Les primes d’assurance-maladie obligatoire accentuent les inégalités, car elles sont uniformes et font donc peser une charge plus lourde sur les ménages à bas revenu et à revenu intermédiaire, même si l’on tient compte des subsides octroyés (Ecoplan, 2018). Le coût des primes d’assurance a progressé plus vite que les subsides sur la période 2011-17. L’Enquête sur le budget des ménages montre qu’un ménage moyen a consacré 6.2 % de ses revenus à l’assurance obligatoire. Toutefois, les simulations d’Ecoplan (2018) portent à croire que cette proportion est nettement plus élevée pour un ménage aux revenus modestes ne bénéficiant pas de l’aide sociale. Les cantons sont tenus par la loi de prêter assistance aux bénéficiaires de l’aide sociale, aux enfants et aux jeunes adultes suivant des études, mais ils jouissent d’une liberté considérable quant à la fixation du montant des subsides ainsi que des critères d’attribution, ce qui conduit à de profondes différences dans les subsides moyens (Graphique 2.30, partie A). Les faibles revenus sont protégés dans tous les cantons, mais l’assurance peut coûter à un retraité percevant un revenu intermédiaire jusqu’à un cinquième de son revenu (partie B). Crivelli et Salari (2014) montrent aussi que le système est régressif à l’échelle cantonale, à des degrés divers selon les cantons. Depuis 2011, la charge pesant sur les revenus modestes semble s’être alourdie (Ecoplan, 2018). Certains cantons ont réduit le montant de leurs subsides en raison des pressions financières auxquels ils sont eux‑mêmes soumis. Début 2019, toutefois, le Tribunal fédéral a empêché Lucerne de minorer encore ses subsides, les soins de santé étant devenus inabordables.

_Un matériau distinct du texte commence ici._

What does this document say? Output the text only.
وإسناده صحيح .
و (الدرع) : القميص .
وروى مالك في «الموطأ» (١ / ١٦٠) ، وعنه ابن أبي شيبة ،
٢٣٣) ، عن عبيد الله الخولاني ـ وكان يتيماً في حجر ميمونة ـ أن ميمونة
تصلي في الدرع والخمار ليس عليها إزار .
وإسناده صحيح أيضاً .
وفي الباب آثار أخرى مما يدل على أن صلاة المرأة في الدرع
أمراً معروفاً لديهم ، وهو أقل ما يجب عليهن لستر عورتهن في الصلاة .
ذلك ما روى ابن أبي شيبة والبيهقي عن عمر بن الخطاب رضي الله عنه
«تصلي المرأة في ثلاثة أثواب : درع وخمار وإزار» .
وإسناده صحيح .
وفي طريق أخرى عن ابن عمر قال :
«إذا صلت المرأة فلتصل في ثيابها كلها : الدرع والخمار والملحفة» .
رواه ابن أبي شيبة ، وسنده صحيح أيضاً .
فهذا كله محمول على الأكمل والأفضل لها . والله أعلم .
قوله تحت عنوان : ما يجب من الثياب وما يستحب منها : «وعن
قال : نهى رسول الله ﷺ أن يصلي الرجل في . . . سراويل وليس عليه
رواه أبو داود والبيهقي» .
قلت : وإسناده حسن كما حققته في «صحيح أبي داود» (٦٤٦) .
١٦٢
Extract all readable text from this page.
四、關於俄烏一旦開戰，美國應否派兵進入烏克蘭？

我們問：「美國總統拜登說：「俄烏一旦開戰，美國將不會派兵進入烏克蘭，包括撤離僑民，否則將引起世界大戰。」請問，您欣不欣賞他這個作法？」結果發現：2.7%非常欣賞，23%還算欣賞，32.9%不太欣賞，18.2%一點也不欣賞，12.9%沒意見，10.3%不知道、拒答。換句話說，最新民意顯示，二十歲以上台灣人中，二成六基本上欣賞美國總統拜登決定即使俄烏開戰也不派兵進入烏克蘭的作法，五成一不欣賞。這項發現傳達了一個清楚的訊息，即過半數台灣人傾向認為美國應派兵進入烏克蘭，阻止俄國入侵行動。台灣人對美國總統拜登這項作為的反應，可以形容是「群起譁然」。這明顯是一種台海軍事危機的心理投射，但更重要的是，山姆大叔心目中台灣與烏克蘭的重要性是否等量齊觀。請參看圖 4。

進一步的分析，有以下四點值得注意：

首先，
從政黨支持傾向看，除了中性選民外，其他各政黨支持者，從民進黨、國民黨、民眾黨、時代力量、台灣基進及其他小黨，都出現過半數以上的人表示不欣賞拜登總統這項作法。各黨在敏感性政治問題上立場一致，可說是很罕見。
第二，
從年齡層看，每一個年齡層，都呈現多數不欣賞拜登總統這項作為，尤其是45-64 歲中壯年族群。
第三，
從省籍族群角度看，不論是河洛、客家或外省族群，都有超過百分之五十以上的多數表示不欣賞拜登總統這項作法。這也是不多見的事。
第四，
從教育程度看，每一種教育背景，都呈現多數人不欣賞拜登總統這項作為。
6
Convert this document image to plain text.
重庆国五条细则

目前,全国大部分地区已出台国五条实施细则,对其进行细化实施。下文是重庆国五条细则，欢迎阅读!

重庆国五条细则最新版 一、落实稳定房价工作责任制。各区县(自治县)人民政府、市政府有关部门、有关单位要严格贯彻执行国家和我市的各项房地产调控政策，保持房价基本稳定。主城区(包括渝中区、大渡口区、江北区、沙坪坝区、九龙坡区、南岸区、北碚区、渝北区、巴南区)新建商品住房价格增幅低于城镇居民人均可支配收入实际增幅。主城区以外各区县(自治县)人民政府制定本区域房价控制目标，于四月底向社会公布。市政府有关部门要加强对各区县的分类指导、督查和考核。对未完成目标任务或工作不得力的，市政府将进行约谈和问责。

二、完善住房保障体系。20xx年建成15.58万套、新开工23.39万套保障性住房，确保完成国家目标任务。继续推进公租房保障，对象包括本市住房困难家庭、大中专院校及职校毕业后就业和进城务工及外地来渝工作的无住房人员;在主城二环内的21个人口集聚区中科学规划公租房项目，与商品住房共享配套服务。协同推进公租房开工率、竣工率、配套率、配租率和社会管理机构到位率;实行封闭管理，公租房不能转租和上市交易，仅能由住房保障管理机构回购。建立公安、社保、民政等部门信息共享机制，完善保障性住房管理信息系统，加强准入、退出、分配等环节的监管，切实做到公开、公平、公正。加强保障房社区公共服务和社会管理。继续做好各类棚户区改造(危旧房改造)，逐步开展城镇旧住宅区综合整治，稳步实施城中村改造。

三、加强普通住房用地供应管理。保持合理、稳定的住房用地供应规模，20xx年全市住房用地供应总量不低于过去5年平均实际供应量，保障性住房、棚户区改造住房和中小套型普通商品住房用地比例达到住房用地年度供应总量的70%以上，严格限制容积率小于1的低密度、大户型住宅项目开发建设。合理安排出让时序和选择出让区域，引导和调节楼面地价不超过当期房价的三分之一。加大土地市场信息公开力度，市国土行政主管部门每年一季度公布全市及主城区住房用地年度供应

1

Conscient de la charge que représente la hausse du coût des soins de santé, le gouvernement envisage de prendre de nombreuses mesures de maîtrise des coûts, analysées dans la section suivante. Les primes à la charge des assurés seraient ainsi réduites en améliorant le marché de l’assurance‑maladie. Les plans d’assurance‑maladie sous gestion, qui restreignent le choix de prestataires de services offert aux patients, se sont multipliés, passant de 7 % du marché en 2000 à 64 % en 2017. Ce système a déjà permis de réduire le recours abusif aux soins de santé et généré des économies de coûts substantielles (Kauer, 2016). Un mécanisme de péréquation des risques prévoit des transferts de fonds entre sociétés d’assurance afin de corriger les effets de sélection, mais sans prendre en considération de nombreux facteurs de risque (OCDE, 2015b). Tenir compte d’un plus grand nombre de facteurs favoriserait l’instauration d’une concurrence réelle et loyale. Plus généralement, les primes d’assurance pourraient être minorées en restreignant le panier de prestations à l’aide d’un critère d’efficacité économique plus strict. La plupart des pays de l’OCDE, par exemple, ne couvrent pas les médecines alternatives comme l’homéopathie. Cela peut néanmoins être difficile à mettre en œuvre. Pour réduire la régressivité du système, les cantons devraient travailler avec le gouvernement fédéral à la création d’un cadre national qui établisse un lien entre les subsides et le revenu imposable et protège convenablement les plus démunis. Un système simplifié serait également moins coûteux en termes de gestion (OCDE/OMS, 2011).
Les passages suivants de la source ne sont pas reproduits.